Mais cette liberté vient à un certain prix, un revers de la médaille qu’on ne voit pas toujours de l’extérieur, pour n’importe quelle entreprise individuelle.

Car la réalité d’être son propre patron lorsqu’on est travailleur autonome et qu’on gère son entreprise, c’est de devoir endosser plusieurs casquettes : comptable, adjoint administratif, secrétaire, responsable de la facturation, du service client, chargé de communication et marketing, placement de publicités, responsable des médias sociaux, gestionnaire des relations presse, recherche et développement, responsable des stocks et approvisionnement, porte-parole de l’entreprise dans des évènements de réseautage, etc.

Selon le domaine professionnel, cette liste de rôles à endosser et tâches à effectuer soi-même dans le cadre d’une entreprise individuelle peut s’allonger encore.

Mais toutes ces heures passées à endosser ces différentes casquettes et gérer ces différentes tâches sont en dehors de l’activité principale de la compagnie, celle pour laquelle on facture des heures à ses clients.

C’est ce qu’on appelle du temps non facturable, car on ne peut pas le charger à aucun client, ou pas exactement.

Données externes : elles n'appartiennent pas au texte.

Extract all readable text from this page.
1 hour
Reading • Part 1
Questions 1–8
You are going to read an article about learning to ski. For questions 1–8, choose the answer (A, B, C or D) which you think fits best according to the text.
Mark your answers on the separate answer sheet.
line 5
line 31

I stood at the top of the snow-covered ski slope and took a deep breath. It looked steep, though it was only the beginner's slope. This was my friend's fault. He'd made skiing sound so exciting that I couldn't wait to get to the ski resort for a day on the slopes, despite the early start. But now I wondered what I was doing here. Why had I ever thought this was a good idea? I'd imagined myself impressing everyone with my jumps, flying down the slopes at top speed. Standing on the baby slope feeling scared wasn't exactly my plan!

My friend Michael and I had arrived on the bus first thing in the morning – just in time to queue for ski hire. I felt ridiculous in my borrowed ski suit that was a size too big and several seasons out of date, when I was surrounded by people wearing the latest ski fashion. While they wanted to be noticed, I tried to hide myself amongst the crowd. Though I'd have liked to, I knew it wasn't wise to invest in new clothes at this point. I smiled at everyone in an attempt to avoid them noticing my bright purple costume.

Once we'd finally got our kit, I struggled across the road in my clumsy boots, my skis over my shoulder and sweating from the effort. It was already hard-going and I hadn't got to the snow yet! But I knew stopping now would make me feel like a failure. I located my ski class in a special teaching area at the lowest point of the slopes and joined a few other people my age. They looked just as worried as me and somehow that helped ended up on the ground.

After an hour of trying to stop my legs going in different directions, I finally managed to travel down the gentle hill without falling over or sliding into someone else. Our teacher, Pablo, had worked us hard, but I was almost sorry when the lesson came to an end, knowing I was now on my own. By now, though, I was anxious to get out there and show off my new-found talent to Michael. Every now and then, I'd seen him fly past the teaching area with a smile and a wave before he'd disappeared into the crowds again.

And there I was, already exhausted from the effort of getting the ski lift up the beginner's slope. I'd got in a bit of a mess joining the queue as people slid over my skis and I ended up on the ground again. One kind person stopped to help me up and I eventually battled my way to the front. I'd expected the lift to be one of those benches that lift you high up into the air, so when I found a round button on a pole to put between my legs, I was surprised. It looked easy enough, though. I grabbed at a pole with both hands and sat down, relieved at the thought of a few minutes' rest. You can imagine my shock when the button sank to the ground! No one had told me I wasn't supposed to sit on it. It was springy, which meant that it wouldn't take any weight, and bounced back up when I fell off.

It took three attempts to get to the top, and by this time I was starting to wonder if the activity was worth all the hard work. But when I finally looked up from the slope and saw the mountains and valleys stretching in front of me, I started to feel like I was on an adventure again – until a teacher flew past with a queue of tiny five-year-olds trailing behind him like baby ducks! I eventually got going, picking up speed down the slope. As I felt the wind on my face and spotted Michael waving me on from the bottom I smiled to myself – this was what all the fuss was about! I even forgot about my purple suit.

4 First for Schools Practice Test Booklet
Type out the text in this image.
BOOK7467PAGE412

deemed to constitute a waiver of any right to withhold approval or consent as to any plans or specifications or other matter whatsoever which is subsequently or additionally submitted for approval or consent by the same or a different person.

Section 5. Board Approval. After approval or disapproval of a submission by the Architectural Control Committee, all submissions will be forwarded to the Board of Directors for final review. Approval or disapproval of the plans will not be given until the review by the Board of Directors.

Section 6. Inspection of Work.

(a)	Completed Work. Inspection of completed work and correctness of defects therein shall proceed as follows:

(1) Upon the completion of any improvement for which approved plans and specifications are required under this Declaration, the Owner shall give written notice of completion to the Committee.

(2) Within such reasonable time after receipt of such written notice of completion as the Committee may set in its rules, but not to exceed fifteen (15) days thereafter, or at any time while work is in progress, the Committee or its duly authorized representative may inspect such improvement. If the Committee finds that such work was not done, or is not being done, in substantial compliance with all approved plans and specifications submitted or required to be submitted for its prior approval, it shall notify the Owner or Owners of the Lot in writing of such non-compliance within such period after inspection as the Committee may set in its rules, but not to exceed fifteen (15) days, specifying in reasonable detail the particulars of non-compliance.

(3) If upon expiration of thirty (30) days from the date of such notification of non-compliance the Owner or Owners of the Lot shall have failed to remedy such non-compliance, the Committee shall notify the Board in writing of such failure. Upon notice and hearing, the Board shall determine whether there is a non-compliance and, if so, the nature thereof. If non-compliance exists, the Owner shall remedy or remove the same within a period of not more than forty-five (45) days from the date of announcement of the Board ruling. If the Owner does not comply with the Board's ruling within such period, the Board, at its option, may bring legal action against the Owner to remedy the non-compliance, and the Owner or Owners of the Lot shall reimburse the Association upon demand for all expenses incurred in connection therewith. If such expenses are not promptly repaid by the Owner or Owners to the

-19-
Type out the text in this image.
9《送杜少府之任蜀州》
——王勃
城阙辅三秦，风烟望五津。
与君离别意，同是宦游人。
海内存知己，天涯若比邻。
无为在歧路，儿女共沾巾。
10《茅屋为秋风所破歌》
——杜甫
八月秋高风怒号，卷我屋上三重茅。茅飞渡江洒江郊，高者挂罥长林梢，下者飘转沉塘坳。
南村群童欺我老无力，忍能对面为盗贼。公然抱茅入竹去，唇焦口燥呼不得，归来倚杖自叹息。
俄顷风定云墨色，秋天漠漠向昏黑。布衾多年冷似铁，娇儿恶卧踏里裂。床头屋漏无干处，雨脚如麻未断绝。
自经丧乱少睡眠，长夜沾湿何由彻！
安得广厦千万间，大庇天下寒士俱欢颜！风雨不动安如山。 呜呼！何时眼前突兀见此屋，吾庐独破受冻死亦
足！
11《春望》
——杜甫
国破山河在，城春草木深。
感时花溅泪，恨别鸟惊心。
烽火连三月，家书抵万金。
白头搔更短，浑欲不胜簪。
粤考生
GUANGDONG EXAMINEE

Essayons ici d’approfondir le sujet des heures non facturables pour un travailleur autonome : où se cachent ces heures, comment évaluer leur coût, comment les gérer, et comment elles peuvent avoir une influence le tarif horaire et salaire annuel.

 

C’est quoi les heures non facturables?

Définissons d’abord ce concept en commençant par les heures facturables. Les heures facturables sont celles qu’on va charger à un client dans le cadre d’un contrat de travail, en comptant le nombre d’heures que l’on a passées à réaliser l’ouvrage pour lequel on est embauché.

On peut prendre l’exemple d’Alex, un pigiste qui est artiste illustrateur : sa facture au client inclura les heures consacrées à la conception de l’illustration, peut-être quelques heures pour l’élaboration du brief et les échanges avec le client, puis les heures nécessaires à la réalisation du projet jusqu’à sa livraison, et les éventuelles retouches ou finitions, le temps pour exporter et envoyer le projet.

Et il en sera ainsi pour chaque client et contrat au cours de l’année, générant directement le revenu brut.

Cependant, au cours de l’année, et chaque semaine, Alex doit aussi passer de nombreuses heures à gérer sa compagnie, en plus du temps qu’il passe à faire de l’illustration : il doit notamment mettre à jour son site web, refaire une des pages qui ne s’affiche plus, partager ses créations sur les médias sociaux, créer des petites vidéos pour TikTok et Instagram pour augmenter sa visibilité et trouver de nouveaux contrats, suivre une formation de 15 heures sur un nouveau logiciel d’illustration, répondre à des courriels et envoyer des soumissions à des nouveaux clients, et mettre à jour sa comptabilité pour préparer sa déclaration d’impôt.

Toutes ces heures sont nécessaires au roulement de son entreprise, mais Alex doit les prendre sur son temps à lui, et il ne peut pas les facturer à des clients, puisqu’elles n’ont pas rapport aux contrats d’illustrations qu’il réalise.

Ce sont donc des heures non facturables, car elles ne sont pas payées par un client.

Et selon certains experts des petites entreprises et autoentrepreneurs d’expérience, ces heures peuvent représenter de 35 à 60% du temps sur une année, selon le domaine professionnel.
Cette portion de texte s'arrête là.